Based on your
comments about how the Carver amp performed it sounded like much of your earlier trouble with a non-biamped configuration had to do with the influence of the other amp you'd been using, not any deficiency in the speaker or the amount of power being provided to it. Your fronts are active speakers - it's a very different design than the typical speaker, with the crossovers located
before the amps that power each driver. The approach used with your mains is also called active bi-amping, and it's the most effective way to bi-amp. It's also the most difficult to implement, best performed by the original designer (as was the case with your Active 40's) or someone with a great deal of knowledge about crossover circuit designs and the specific speakers in question (as was the case with the past forum regular soundhound, who I believe actually tri-amped his horn speakers with an array of tube amps).
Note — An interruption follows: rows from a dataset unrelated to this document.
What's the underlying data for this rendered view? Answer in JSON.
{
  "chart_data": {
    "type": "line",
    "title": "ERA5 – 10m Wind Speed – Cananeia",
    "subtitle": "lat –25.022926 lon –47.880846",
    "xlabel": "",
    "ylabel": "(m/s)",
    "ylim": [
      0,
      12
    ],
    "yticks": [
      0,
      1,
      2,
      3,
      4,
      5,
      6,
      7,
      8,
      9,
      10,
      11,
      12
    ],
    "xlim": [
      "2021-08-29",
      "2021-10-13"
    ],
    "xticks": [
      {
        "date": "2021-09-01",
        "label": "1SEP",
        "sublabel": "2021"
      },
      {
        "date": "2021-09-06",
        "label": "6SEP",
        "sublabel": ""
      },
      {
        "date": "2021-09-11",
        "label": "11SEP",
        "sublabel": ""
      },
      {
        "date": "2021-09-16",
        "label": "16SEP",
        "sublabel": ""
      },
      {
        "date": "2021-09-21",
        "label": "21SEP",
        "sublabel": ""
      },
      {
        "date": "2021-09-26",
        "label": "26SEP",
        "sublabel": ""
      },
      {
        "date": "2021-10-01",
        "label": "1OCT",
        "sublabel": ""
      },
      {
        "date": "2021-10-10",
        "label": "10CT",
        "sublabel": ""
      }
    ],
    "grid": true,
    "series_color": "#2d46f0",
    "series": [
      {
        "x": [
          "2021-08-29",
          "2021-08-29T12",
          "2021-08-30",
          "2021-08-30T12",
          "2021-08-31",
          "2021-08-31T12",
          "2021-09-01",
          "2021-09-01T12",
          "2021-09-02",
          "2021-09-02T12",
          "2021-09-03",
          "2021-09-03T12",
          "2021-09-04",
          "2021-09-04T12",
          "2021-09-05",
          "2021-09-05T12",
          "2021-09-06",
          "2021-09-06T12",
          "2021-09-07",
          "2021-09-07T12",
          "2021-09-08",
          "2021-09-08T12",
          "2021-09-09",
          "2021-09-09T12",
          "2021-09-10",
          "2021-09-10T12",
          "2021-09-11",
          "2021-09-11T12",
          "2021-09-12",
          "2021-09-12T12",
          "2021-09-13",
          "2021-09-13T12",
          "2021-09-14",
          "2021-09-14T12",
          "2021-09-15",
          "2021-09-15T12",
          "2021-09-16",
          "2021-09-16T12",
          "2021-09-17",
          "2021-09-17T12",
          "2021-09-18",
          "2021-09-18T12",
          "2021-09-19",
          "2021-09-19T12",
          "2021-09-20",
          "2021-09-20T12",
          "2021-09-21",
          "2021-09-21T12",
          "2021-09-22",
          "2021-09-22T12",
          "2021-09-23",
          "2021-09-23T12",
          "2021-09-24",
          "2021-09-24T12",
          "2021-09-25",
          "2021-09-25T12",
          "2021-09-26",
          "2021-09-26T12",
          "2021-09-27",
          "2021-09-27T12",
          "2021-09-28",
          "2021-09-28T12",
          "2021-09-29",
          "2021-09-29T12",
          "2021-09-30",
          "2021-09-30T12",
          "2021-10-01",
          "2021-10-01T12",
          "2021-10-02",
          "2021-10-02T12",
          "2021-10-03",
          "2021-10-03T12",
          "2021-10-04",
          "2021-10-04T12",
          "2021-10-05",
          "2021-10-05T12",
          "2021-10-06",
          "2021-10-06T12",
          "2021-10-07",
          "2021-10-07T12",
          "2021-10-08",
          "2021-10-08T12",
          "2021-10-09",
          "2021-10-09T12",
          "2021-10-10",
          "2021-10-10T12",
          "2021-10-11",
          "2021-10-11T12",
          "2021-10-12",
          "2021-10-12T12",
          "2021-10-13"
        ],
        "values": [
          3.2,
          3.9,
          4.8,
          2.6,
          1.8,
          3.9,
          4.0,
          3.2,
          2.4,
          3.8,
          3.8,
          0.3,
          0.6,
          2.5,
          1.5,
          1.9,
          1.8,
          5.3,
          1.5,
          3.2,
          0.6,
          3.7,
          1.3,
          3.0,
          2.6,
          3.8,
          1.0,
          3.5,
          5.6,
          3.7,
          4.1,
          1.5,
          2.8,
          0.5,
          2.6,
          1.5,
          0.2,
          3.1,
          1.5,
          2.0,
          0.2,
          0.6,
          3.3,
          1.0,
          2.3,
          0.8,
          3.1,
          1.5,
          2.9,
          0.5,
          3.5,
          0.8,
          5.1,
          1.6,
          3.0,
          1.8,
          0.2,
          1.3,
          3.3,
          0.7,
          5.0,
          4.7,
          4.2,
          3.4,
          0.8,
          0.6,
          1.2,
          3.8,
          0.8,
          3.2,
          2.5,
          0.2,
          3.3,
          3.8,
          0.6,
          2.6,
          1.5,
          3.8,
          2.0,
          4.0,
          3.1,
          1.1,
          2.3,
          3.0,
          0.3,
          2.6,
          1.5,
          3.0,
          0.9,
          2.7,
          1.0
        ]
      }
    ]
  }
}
It's not essential to bi-amp the other speakers (Paradigm designed them assuming that the vast majority of users wouldn't, and any time you tweak the input level to half of the speaker it could be considered distorting the original design). Passive bi-amping (the approach you are planning on using, in which the crossovers remain in place downstream of the amps) is mainly a method of providing more power than a single amp could produce; introducing the ability to adjust high freq and low freq levels independently is more of a side-effect. That means that you could have the equivalent of a 400W amp driving your Studio CC by using two 200W amp channels, and along the way you may happen to have the ability to adjust the tweeter separately from the woofer. The level controls are often used in that case to help balance things, but you really do start messing with the designer's intent at some point.